Last week, Novell began shipping SUSE Linux Enterprise Real Time 10 for running high-performance, time-sensitive applications, and apparently Red Hat is feeling a bit threatened.
Note to Red Hat: this is open source, remember? Novell is shipping tested and enterprise-hardened Linux with real time capabilities. Just because Red Hat is again late to market (see enterprise Linux desktop, Xen virtualization, etc.) doesn’t mean Linux contains “beta code.” SUSE Linux Enterprise Real Time is already run in production environments, providing real services to real customers like Thomson Financial. For the record, Novell has contributed a vast amount of code to real time Linux, as have many others, including MontaVista, Wind River and Concurrent. But don’t take our word for it. Check out the real time community mailing list to see who is making serious contributions to this open source product.
Red Hat often speaks of the value of the open source model because it encourages more and faster innovation. That’s what Novell is about with SUSE Linux Enterprise Real Time and our other enterprise Linux offerings, to provide innovation to our customers in time to make a greater difference in their businesses. By claiming to be the source of all good things open source and Linux, Red Hat is doing neither the community nor its customers any favors. As the ZDNet.co.uk blogger noted, “It could all be sour grapes because Novell got there first …” That seems like sound insight.

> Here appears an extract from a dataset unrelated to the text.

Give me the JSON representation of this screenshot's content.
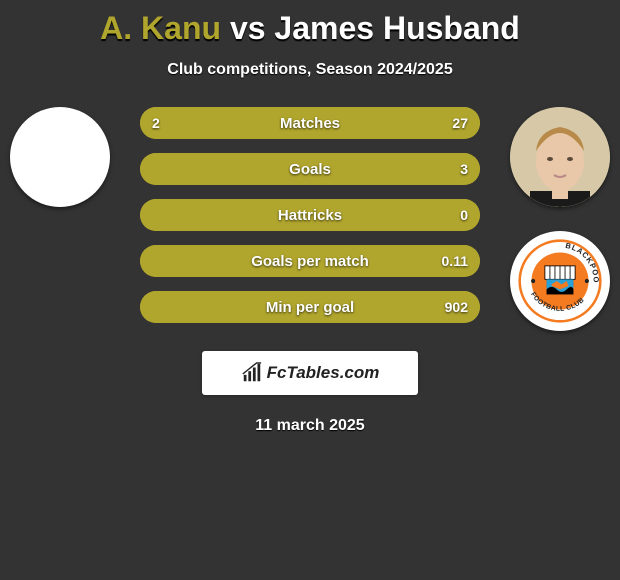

On a related note, some sites have picked up on Red Hat’s comments and written headlines like “Novell accused of reselling Red Hat code.” Again, this is open source. It isn’t Red Hat code any more than the millions of lines of code contributed by Novell and others to dozens of open source projects belong to any one organization or individual. That’s the open source model … just like Red Hat used to talk about.